Yep, it did. But just a small corner. Mostly we just disturbed an ant colony, which rebuilt itself inside the crack within a day.

Here's a video montage from the day of the pour, including some discussion with the contractor, the concrete pump pushing through the trees, a resident lizard, and the "resurrection" of a tree I saved in the courtyard despite being pretty sure it was dead. Also you should get a good sense of why architect Rem Koolhaas described concrete as having "the consistency of vomit." In general it all looked like jazz to me. Hope you enjoy.


Sunday, April 10, 2011

"99.4% Natural"

This is a label on my Burt's Bees hand lotion. I've also noticed from purchasing organic foods that almost none of them are made of 100% organic ingredients; for a food to be certified organic, I remember reading, only a certain percentage of the ingredients have to be organic. Well, if the body-product and food industries are anything like the building materials industry, I understand now why it's so hard to get that last 0.6% out. All of these industries seem to be so mired in dependence on artificial chemicals that it's nearly impossible to create, or even find, a purely natural product.

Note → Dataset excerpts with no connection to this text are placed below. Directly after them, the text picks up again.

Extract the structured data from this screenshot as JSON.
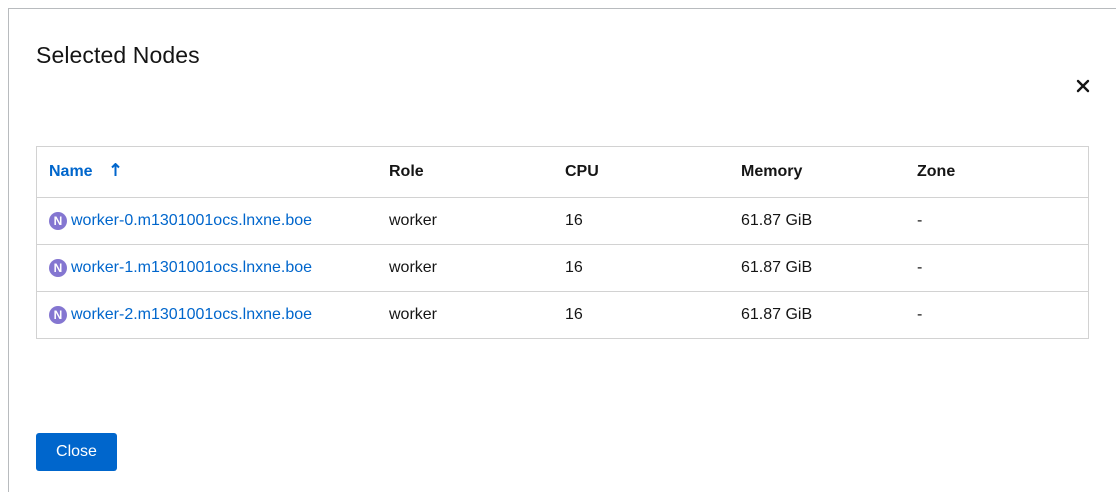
{
  "modal": {
    "title": "Selected Nodes",
    "close_button_label": "Close"
  },
  "table": {
    "columns": [
      {
        "label": "Name",
        "sorted": "ascending"
      },
      {
        "label": "Role"
      },
      {
        "label": "CPU"
      },
      {
        "label": "Memory"
      },
      {
        "label": "Zone"
      }
    ],
    "rows": [
      {
        "badge": "N",
        "name": "worker-0.m1301001ocs.lnxne.boe",
        "role": "worker",
        "cpu": "16",
        "memory": "61.87 GiB",
        "zone": "-"
      },
      {
        "badge": "N",
        "name": "worker-1.m1301001ocs.lnxne.boe",
        "role": "worker",
        "cpu": "16",
        "memory": "61.87 GiB",
        "zone": "-"
      },
      {
        "badge": "N",
        "name": "worker-2.m1301001ocs.lnxne.boe",
        "role": "worker",
        "cpu": "16",
        "memory": "61.87 GiB",
        "zone": "-"
      }
    ]
  },
  "colors": {
    "link": "#0066cc",
    "node_badge": "#8476d1",
    "primary_button": "#0066cc"
  },
  "icons": {
    "close": "close-icon",
    "sort": "sort-ascending-icon",
    "node": "node-badge-icon"
  }
}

For what I put on and in my (God's) body I'll take what I can get - the less toxins the better. And I've realized that I'll have to take what I can get with this house as well. One of my original goals - also for my body, and/or yours, and animals and plants - was that it would be made of nothing but natural materials: no paint; no stain; no treated wood; no sheetrock; no carpet; not even concrete.

And then I saw the price tag - for a granite boulder foundation and cedar window headers and iron drain pipes and...  and realized that just as there would probably be no Burt's Bees hand lotion if they demanded 100% natural ingredients, there would be no Church House if I demanded 100% natural building materials. So I decided to settle for 99.4% - or thereabouts. There is still no paint, stain, sheetrock or carpet, and I see no reason there ever will be. But the pictures below from the last few weeks of work indicate places where compromises have been made. In the end most of them will be buried - and that's the way to do it. If you must employ the services of poisonous ingredients, make them the ones you never touch.

The first window header in the stone wall, a 2-foot thick stack of 2x8s
bolted together. The wood is "pressure treated" with who knows
what chemicals. I hope not the ones that began to be phased out
a few years ago when it was discovered that treated wood
in playground equipment led to higher rates of cancer in people
who played on it (hey, that includes me!). But even so, we ain't gonna
climb on these headers. Well, not every day.


Footings dug for the four brick columns in the Great Room.
Not for stone boulders now, for concrete. And you'll never see it again.

Plumbing is in! That's PVC pipe - "polyvinyl chloride."
Anything with both vinyl AND chlorine...
well, it's good enough to haul shit, I guess.

This is PEX pipe for water - "cross-linked polyethylene."
Pretty. But I don't plan to drink from it.


I had to end with some of the 99.4% - chunks of baked clay bathing in the sun. And below, some of the Old Artist's living sculpture that will benefit from it.